In Köln beschrieb Barnes eine Welt, die heute in drei paranoide Machtblöcke gespalten sei: China, Russland und Amerika. Er argumentierte, George Orwells '1984' sei zur Realität geworden, da Überwachung und Propaganda die moderne Politik prägten. Seine Kritik richtete sich auch gegen Donald Trump, den er als unwissend bezeichnete und dessen Aufmerksamkeitsspanne er mit der eines Goldfischs verglich.
Der Autor las Auszüge aus 'Abschied(e)', ein Werk, das er als sein letztes betrachtet. Trotz seiner scharfen Bemerkungen zu globalen Bedrohungen löste seine Rede keine breitere Debatte über die politische Rolle der EU aus.

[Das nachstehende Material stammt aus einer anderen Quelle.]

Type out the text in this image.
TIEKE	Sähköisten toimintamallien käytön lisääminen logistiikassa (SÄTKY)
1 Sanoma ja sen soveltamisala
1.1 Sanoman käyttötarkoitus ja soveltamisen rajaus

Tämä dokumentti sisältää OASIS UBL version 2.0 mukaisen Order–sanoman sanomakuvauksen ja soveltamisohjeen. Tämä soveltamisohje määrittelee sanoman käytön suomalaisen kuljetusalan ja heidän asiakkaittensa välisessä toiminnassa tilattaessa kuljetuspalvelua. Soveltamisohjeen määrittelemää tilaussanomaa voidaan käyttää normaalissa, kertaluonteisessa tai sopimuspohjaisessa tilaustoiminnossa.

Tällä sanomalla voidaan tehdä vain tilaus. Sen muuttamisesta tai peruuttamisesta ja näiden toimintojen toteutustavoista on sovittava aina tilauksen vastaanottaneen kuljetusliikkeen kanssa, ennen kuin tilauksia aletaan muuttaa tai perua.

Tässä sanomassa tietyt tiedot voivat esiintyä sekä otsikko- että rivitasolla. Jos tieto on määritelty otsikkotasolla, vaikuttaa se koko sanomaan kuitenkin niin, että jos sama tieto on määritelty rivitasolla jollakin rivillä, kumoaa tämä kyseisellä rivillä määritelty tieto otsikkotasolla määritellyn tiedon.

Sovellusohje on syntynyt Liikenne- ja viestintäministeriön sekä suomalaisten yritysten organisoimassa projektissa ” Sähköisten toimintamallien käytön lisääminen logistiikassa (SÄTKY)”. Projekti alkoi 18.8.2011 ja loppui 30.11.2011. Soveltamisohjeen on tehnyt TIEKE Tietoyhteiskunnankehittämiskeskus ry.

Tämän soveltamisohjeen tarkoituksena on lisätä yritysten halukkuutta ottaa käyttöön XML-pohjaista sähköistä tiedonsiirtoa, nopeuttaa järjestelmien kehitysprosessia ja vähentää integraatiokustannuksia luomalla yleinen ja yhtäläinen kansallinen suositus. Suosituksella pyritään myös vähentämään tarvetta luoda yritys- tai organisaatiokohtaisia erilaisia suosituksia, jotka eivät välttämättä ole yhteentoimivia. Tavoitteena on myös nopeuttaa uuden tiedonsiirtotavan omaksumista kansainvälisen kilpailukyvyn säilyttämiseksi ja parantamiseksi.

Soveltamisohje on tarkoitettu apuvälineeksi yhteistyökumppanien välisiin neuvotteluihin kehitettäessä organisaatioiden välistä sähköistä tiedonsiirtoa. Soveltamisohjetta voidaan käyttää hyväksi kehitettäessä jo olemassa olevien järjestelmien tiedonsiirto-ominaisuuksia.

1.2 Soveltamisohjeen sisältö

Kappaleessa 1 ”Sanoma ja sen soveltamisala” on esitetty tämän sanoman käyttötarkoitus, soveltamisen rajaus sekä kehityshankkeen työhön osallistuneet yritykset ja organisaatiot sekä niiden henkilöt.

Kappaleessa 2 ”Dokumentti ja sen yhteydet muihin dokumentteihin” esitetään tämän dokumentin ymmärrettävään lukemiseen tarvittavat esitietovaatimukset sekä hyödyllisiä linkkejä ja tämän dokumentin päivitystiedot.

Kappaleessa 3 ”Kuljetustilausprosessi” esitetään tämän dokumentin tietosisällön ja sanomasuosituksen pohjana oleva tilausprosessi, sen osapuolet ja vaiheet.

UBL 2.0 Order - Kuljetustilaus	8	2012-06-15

Stattdessen konzentrierte er sich auf das Überleben und ermahnte Europa, sich gegen äußere Druckfaktoren zu behaupten.
Als er die Bühne verließ, erhielt er stehende Ovationen.
Barnes' Auftritt bei Lit.Cologne unterstrich seine Sorgen um die Zukunft Europas. Sein letztes Buch und seine gesundheitlichen Kämpfe verleihen seinen Warnungen vor einer zersplitterten Welt zusätzliches Gewicht. Doch sein Aufruf zur Einheit bleibt ein persönliches Plädoyer – weniger ein Wendepunkt in der politischen Diskussion.